The term photisai, enlightenment, was used in the Church very early as a synonym for Holy Baptism. We have seen it used this way in Hebrews 6:4. (N.B.: the first installment of this series, The Harvest, vol. 19, no. 1, p. 13). In 1 Corinthians 10:16 the word koinonia (fellowship or communion) is undeniably used with reference to the Sanctified Gifts, the Holy Eucharist. There Saint Paul speaks of the "koinonia of the Body and Blood of Christ". He clearly does not mean "fellowship" in any superficial sense, but rather "communion" in the most profound and intimate sense of shared union, i.e., we are one with each other because we are partakers of His nature. As we have seen, koinonia is a bonding union as deep as, and deeper than, the union of man and wife in Holy Matrimony. So we need to take into careful account Saint Paul's choice of words when we interpret Ephesians 3:9. For there the Apostle uses these two words which are employed elsewhere in the New Testament Scriptures as sacramental words, photismos referring to Holy Baptism, and koinonia referring to the Holy Eucharist. It seems highly likely, therefore, that in Ephesians 3:9, Saint Paul uses "mystery" to refer not only to revealed Truth, but also to the believer's intimate participation in that Truth through the Christian sacramental Mysteries of Holy Baptism and the Holy Eucharist.

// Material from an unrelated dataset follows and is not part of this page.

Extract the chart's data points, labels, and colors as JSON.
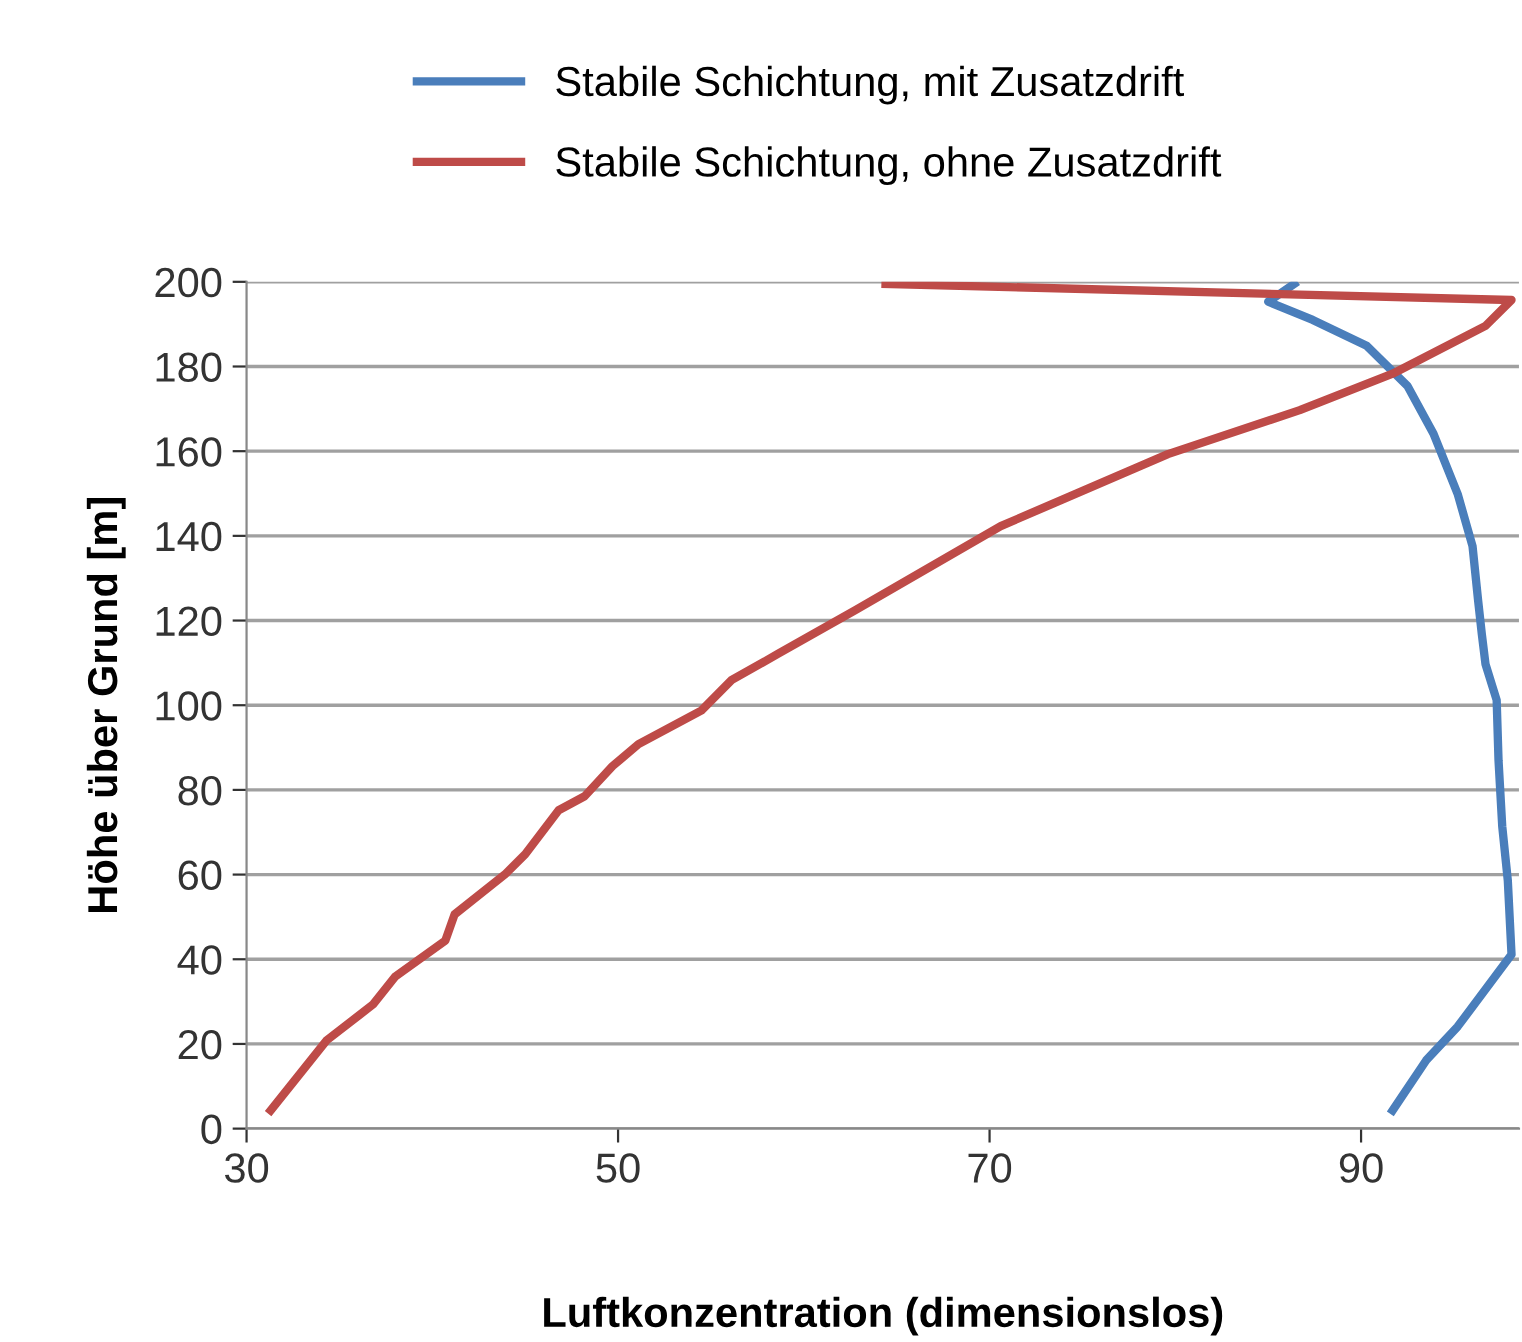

It is clear, then, that in the second and third centuries the usage of the word "mystery" to mean both sacramental sign and revealed Turth, far from being a later invention, in fact dated from New Testament times. That is the Scriptural meaning of the word "mystery". Sometimes in the New Testament, the word "mystery" clearly means only sacramental sign, as in Ephesians 5:32 and Revelation 1:20. In other places, such as Romans 16:25, it clearly refers only to revealed Truth. In other places, such as 1 Corinthians 4:1 and Ephesians 3:9, the word mysterion may very well refer to both sacraments and teachings.

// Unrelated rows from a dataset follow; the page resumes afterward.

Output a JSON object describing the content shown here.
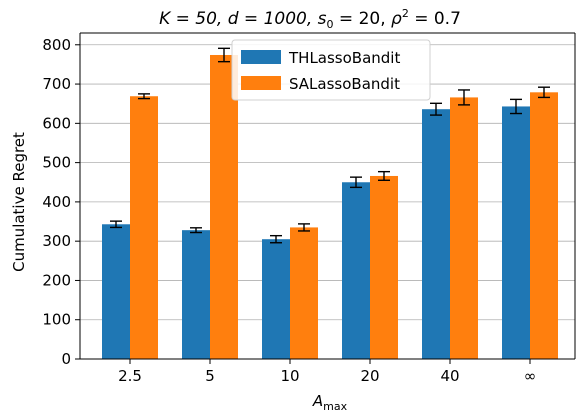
{
  "chart_data": {
    "type": "bar",
    "title_parts": {
      "k": "K = 50, ",
      "d": "d = 1000, ",
      "s": "s",
      "s_sub": "0",
      "s_rest": " = 20, ",
      "rho": "ρ",
      "rho_sup": "2",
      "rho_rest": " = 0.7"
    },
    "xlabel_main": "A",
    "xlabel_sub": "max",
    "ylabel": "Cumulative Regret",
    "categories": [
      "2.5",
      "5",
      "10",
      "20",
      "40",
      "∞"
    ],
    "yticks": [
      "0",
      "100",
      "200",
      "300",
      "400",
      "500",
      "600",
      "700",
      "800"
    ],
    "ylim": [
      0,
      830
    ],
    "grid": "y",
    "legend_position": "top-center",
    "series": [
      {
        "name": "THLassoBandit",
        "color": "#1f77b4",
        "values": [
          343,
          328,
          305,
          450,
          636,
          643
        ],
        "errors": [
          8,
          6,
          9,
          13,
          15,
          18
        ]
      },
      {
        "name": "SALassoBandit",
        "color": "#ff7f0e",
        "values": [
          669,
          774,
          335,
          466,
          666,
          679
        ],
        "errors": [
          6,
          17,
          9,
          11,
          19,
          13
        ]
      }
    ]
  }
}
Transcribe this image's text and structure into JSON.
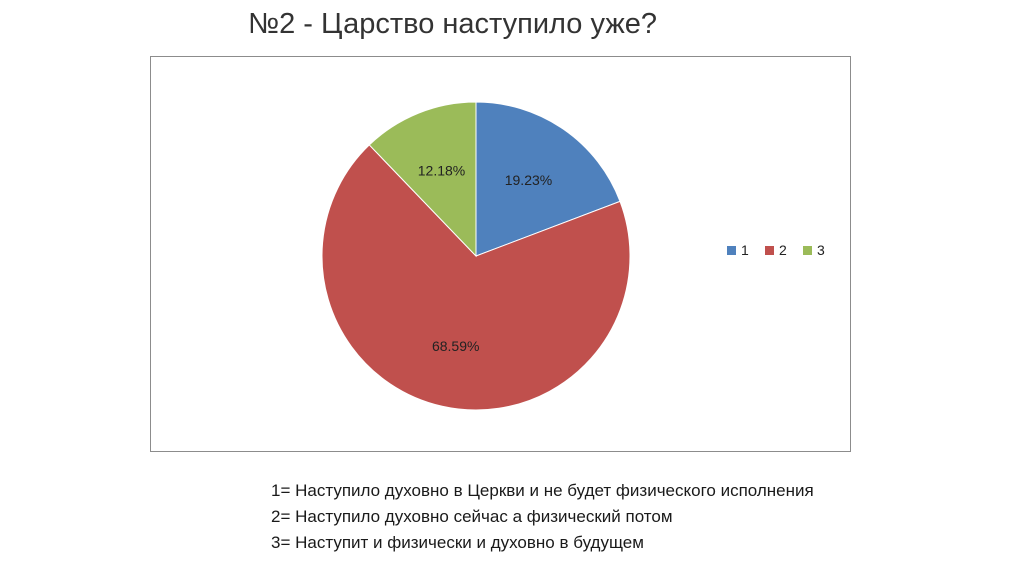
{
  "title": "№2 - Царство наступило уже?",
  "chart_data": {
    "type": "pie",
    "title": "",
    "slices": [
      {
        "label": "1",
        "value": 19.23,
        "display": "19.23%",
        "color": "#4f81bd"
      },
      {
        "label": "2",
        "value": 68.59,
        "display": "68.59%",
        "color": "#c0504d"
      },
      {
        "label": "3",
        "value": 12.18,
        "display": "12.18%",
        "color": "#9bbb59"
      }
    ],
    "start_angle_deg": 0,
    "direction": "clockwise",
    "legend": "right"
  },
  "notes": [
    "1= Наступило духовно в Церкви и не будет физического исполнения",
    "2= Наступило духовно сейчас а физический потом",
    "3= Наступит и физически и духовно в будущем"
  ]
}
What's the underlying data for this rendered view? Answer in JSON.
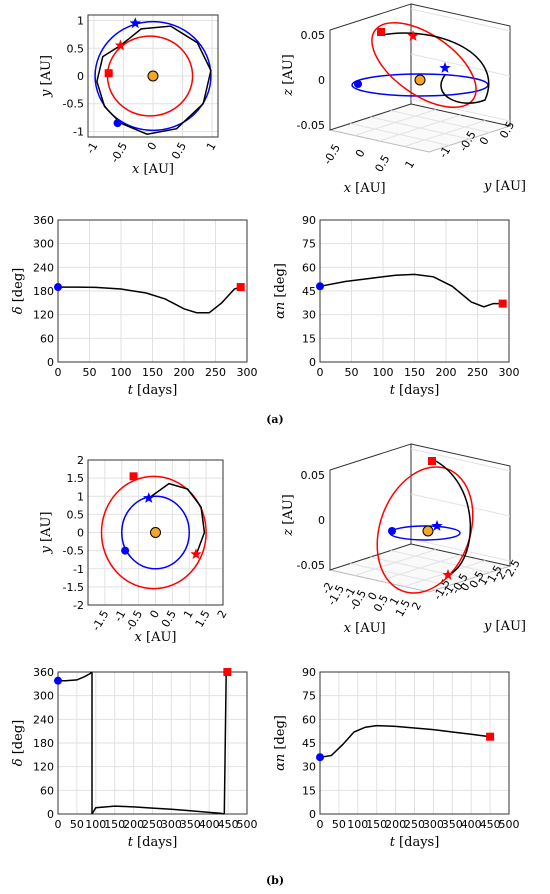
{
  "captions": {
    "a": "(a)",
    "b": "(b)"
  },
  "markers": {
    "start_color": "#0000ff",
    "end_color": "#ff0000",
    "sun_color": "#f5a623",
    "transfer_color": "#000000"
  },
  "chart_data": [
    {
      "id": "a_xy",
      "type": "line",
      "panel": "a",
      "xlabel_sym": "x",
      "ylabel_sym": "y",
      "unit": " [AU]",
      "xlim": [
        -1.1,
        1.1
      ],
      "ylim": [
        -1.1,
        1.1
      ],
      "xticks": [
        -1,
        -0.5,
        0,
        0.5,
        1
      ],
      "yticks": [
        -1,
        -0.5,
        0,
        0.5,
        1
      ],
      "orbits": [
        {
          "name": "departure",
          "color": "#0000ff",
          "cx": 0,
          "cy": 0,
          "r": 0.98
        },
        {
          "name": "arrival",
          "color": "#ff0000",
          "cx": -0.05,
          "cy": 0,
          "r": 0.72
        }
      ],
      "transfer": [
        [
          -0.55,
          -0.85
        ],
        [
          -0.82,
          -0.55
        ],
        [
          -0.95,
          -0.1
        ],
        [
          -0.85,
          0.35
        ],
        [
          -0.55,
          0.55
        ],
        [
          -0.2,
          0.85
        ],
        [
          0.3,
          0.9
        ],
        [
          0.75,
          0.6
        ],
        [
          0.98,
          0.1
        ],
        [
          0.85,
          -0.5
        ],
        [
          0.4,
          -0.95
        ],
        [
          -0.1,
          -1.05
        ],
        [
          -0.55,
          -0.85
        ]
      ],
      "start": [
        -0.6,
        -0.85
      ],
      "end": [
        -0.75,
        0.05
      ],
      "star_blue": [
        -0.3,
        0.95
      ],
      "star_red": [
        -0.55,
        0.55
      ]
    },
    {
      "id": "a_3d",
      "type": "line",
      "panel": "a",
      "xlabel_sym": "x",
      "ylabel_sym": "y",
      "zlabel_sym": "z",
      "unit": " [AU]",
      "xticks": [
        "-0.5",
        "0",
        "0.5",
        "1"
      ],
      "yticks": [
        "-1",
        "-0.5",
        "0",
        "0.5"
      ],
      "zlim": [
        -0.05,
        0.05
      ],
      "zticks": [
        "-0.05",
        "0",
        "0.05"
      ]
    },
    {
      "id": "a_delta",
      "type": "line",
      "panel": "a",
      "xlabel_sym": "t",
      "xunit": " [days]",
      "ylabel_sym": "δ",
      "yunit": " [deg]",
      "xlim": [
        0,
        300
      ],
      "ylim": [
        0,
        360
      ],
      "xticks": [
        0,
        50,
        100,
        150,
        200,
        250,
        300
      ],
      "yticks": [
        0,
        60,
        120,
        180,
        240,
        300,
        360
      ],
      "x": [
        0,
        30,
        60,
        100,
        140,
        170,
        200,
        220,
        240,
        260,
        280,
        290
      ],
      "y": [
        190,
        190,
        189,
        185,
        175,
        160,
        135,
        125,
        125,
        150,
        185,
        190
      ],
      "start": [
        0,
        190
      ],
      "end": [
        290,
        190
      ]
    },
    {
      "id": "a_alpha",
      "type": "line",
      "panel": "a",
      "xlabel_sym": "t",
      "xunit": " [days]",
      "ylabel_sym": "αn",
      "yunit": " [deg]",
      "xlim": [
        0,
        300
      ],
      "ylim": [
        0,
        90
      ],
      "xticks": [
        0,
        50,
        100,
        150,
        200,
        250,
        300
      ],
      "yticks": [
        0,
        15,
        30,
        45,
        60,
        75,
        90
      ],
      "x": [
        0,
        40,
        80,
        120,
        150,
        180,
        210,
        240,
        260,
        275,
        290
      ],
      "y": [
        48,
        51,
        53,
        55,
        55.5,
        54,
        48,
        38,
        35,
        37,
        37
      ],
      "start": [
        0,
        48
      ],
      "end": [
        290,
        37
      ]
    },
    {
      "id": "b_xy",
      "type": "line",
      "panel": "b",
      "xlabel_sym": "x",
      "ylabel_sym": "y",
      "unit": " [AU]",
      "xlim": [
        -2,
        2
      ],
      "ylim": [
        -2,
        2
      ],
      "xticks": [
        -1.5,
        -1,
        -0.5,
        0,
        0.5,
        1,
        1.5,
        2
      ],
      "yticks": [
        -2,
        -1.5,
        -1,
        -0.5,
        0,
        0.5,
        1,
        1.5,
        2
      ],
      "orbits": [
        {
          "name": "departure",
          "color": "#0000ff",
          "cx": 0,
          "cy": 0,
          "r": 1.0
        },
        {
          "name": "arrival",
          "color": "#ff0000",
          "cx": -0.05,
          "cy": 0,
          "r": 1.55
        }
      ],
      "transfer": [
        [
          -0.2,
          0.95
        ],
        [
          0.4,
          1.35
        ],
        [
          0.95,
          1.2
        ],
        [
          1.35,
          0.7
        ],
        [
          1.45,
          0.0
        ],
        [
          1.25,
          -0.5
        ],
        [
          1.2,
          -0.6
        ]
      ],
      "start": [
        -0.9,
        -0.5
      ],
      "end": [
        -0.65,
        1.55
      ],
      "star_blue": [
        -0.2,
        0.95
      ],
      "star_red": [
        1.2,
        -0.6
      ]
    },
    {
      "id": "b_3d",
      "type": "line",
      "panel": "b",
      "xlabel_sym": "x",
      "ylabel_sym": "y",
      "zlabel_sym": "z",
      "unit": " [AU]",
      "xticks": [
        "-2",
        "-1.5",
        "-1",
        "-0.5",
        "0",
        "0.5",
        "1",
        "1.5",
        "2"
      ],
      "yticks": [
        "-1.5",
        "-1",
        "-0.5",
        "0",
        "0.5",
        "1",
        "1.5",
        "2",
        "2.5"
      ],
      "zlim": [
        -0.05,
        0.05
      ],
      "zticks": [
        "-0.05",
        "0",
        "0.05"
      ]
    },
    {
      "id": "b_delta",
      "type": "line",
      "panel": "b",
      "xlabel_sym": "t",
      "xunit": " [days]",
      "ylabel_sym": "δ",
      "yunit": " [deg]",
      "xlim": [
        0,
        500
      ],
      "ylim": [
        0,
        360
      ],
      "xticks": [
        0,
        50,
        100,
        150,
        200,
        250,
        300,
        350,
        400,
        450,
        500
      ],
      "yticks": [
        0,
        60,
        120,
        180,
        240,
        300,
        360
      ],
      "segments": [
        {
          "x": [
            0,
            20,
            50,
            70,
            85,
            90
          ],
          "y": [
            338,
            338,
            340,
            348,
            356,
            360
          ]
        },
        {
          "x": [
            90,
            90
          ],
          "y": [
            360,
            0
          ]
        },
        {
          "x": [
            90,
            100,
            150,
            200,
            250,
            300,
            350,
            400,
            430,
            440
          ],
          "y": [
            0,
            16,
            20,
            18,
            15,
            12,
            8,
            4,
            2,
            0
          ]
        },
        {
          "x": [
            440,
            445
          ],
          "y": [
            0,
            360
          ]
        }
      ],
      "start": [
        0,
        338
      ],
      "end": [
        448,
        360
      ]
    },
    {
      "id": "b_alpha",
      "type": "line",
      "panel": "b",
      "xlabel_sym": "t",
      "xunit": " [days]",
      "ylabel_sym": "αn",
      "yunit": " [deg]",
      "xlim": [
        0,
        500
      ],
      "ylim": [
        0,
        90
      ],
      "xticks": [
        0,
        50,
        100,
        150,
        200,
        250,
        300,
        350,
        400,
        450,
        500
      ],
      "yticks": [
        0,
        15,
        30,
        45,
        60,
        75,
        90
      ],
      "x": [
        0,
        30,
        60,
        90,
        120,
        150,
        200,
        250,
        300,
        350,
        400,
        450
      ],
      "y": [
        36,
        37,
        44,
        52,
        55,
        56,
        55.5,
        54.5,
        53.5,
        52,
        50.5,
        49
      ],
      "start": [
        0,
        36
      ],
      "end": [
        450,
        49
      ]
    }
  ]
}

Let us note, however, that the word "mystery" in the New Testament always denotes Sacrament in some sense of the word, with the further connotation of awesome. For whether we use "mystery" to mean revelation, or to mean sacramental significance, the meaning in both cases is quite similar. Any Scriptural Mystery, be it a sacramental rite or a doctrine, is the awesome outward and visible sign or manifestation of Truth and Grace from God. A revelation is the sacramental manifestation of Truth: It is a manifestation or showing forth of meaning, of significance, in comprehensible words. A revealed Truth, then, is by nature sacramental, for the incomprehensible and invisible Truth of and about God has been revealed in concrete and comprehensible terms.

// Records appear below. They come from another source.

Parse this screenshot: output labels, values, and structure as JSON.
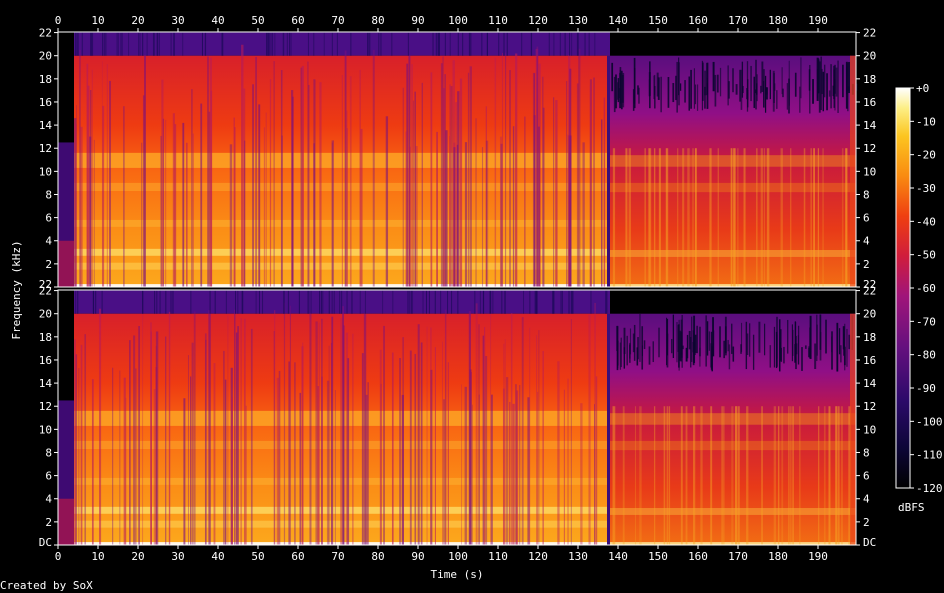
{
  "chart_data": {
    "type": "heatmap",
    "title": "",
    "xlabel": "Time (s)",
    "ylabel": "Frequency (kHz)",
    "xlim": [
      0,
      199.5
    ],
    "ylim": [
      0,
      22.05
    ],
    "x_ticks": [
      0,
      10,
      20,
      30,
      40,
      50,
      60,
      70,
      80,
      90,
      100,
      110,
      120,
      130,
      140,
      150,
      160,
      170,
      180,
      190
    ],
    "y_ticks": [
      {
        "value": 0,
        "label": "DC"
      },
      {
        "value": 2,
        "label": "2"
      },
      {
        "value": 4,
        "label": "4"
      },
      {
        "value": 6,
        "label": "6"
      },
      {
        "value": 8,
        "label": "8"
      },
      {
        "value": 10,
        "label": "10"
      },
      {
        "value": 12,
        "label": "12"
      },
      {
        "value": 14,
        "label": "14"
      },
      {
        "value": 16,
        "label": "16"
      },
      {
        "value": 18,
        "label": "18"
      },
      {
        "value": 20,
        "label": "20"
      },
      {
        "value": 22,
        "label": "22"
      }
    ],
    "colorbar": {
      "label": "dBFS",
      "range": [
        -120,
        0
      ],
      "ticks": [
        "+0",
        "-10",
        "-20",
        "-30",
        "-40",
        "-50",
        "-60",
        "-70",
        "-80",
        "-90",
        "-100",
        "-110",
        "-120"
      ]
    },
    "channels": 2,
    "colors": {
      "background": "#000000",
      "axis": "#ffffff",
      "text": "#ffffff"
    },
    "series": [
      {
        "segments": [
          {
            "t": [
              0,
              4
            ],
            "content": "quiet intro: faint energy below ~12.5 kHz, near silence above"
          },
          {
            "t": [
              4,
              138
            ],
            "content": "full-band energy up to ~20 kHz with cutoff; -20 to -50 dBFS below 12 kHz, strong harmonic bands near 2, 3, 5 and 9-11 kHz"
          },
          {
            "t": [
              138,
              199.5
            ],
            "content": "lower level section; energy mostly below 12 kHz, sparse content up to ~20 kHz, fade-out at end"
          }
        ]
      },
      {
        "segments": [
          {
            "t": [
              0,
              4
            ],
            "content": "quiet intro: faint energy below ~12.5 kHz, near silence above"
          },
          {
            "t": [
              4,
              138
            ],
            "content": "full-band energy up to ~20 kHz with cutoff; -20 to -50 dBFS below 12 kHz, strong harmonic bands near 2, 3, 5 and 9-11 kHz"
          },
          {
            "t": [
              138,
              199.5
            ],
            "content": "lower level section; energy mostly below 12 kHz, sparse content up to ~20 kHz, fade-out at end"
          }
        ]
      }
    ]
  },
  "footer": {
    "credit": "Created by SoX"
  }
}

We can demonstrate that Christian teaching itself is sacramental with a clear example. The Bible is made up of ink and paper, material goods. A Bible is a physical thing. But the Bible reveals and communicates the Incomprehensible God in human terms, and therefore the Bible is a sacramental means of Grace. To the early Christians, it was patently obvious that the Sacred Scrolls of the Holy Scriptures were divine Mysteries. Reading the Scriptures was a mystical activity. Preaching the Word was the proclamation of the Mystery of the Faith. For that reason, the Reformation controversy over "Which is more important- Word or Sacrament"? would simply make no sense whatsoever to the early Christians. For they clearly saw that the Word of God is revealed sacramentally in the Scriptures, and they were equally aware that the Sacraments in turn reveal the Word of God. For in the early Church, everything from reading the Scriptures and preaching to receiving the Sanctified Gifts was understood to be a participation in "the Mystery of Christ".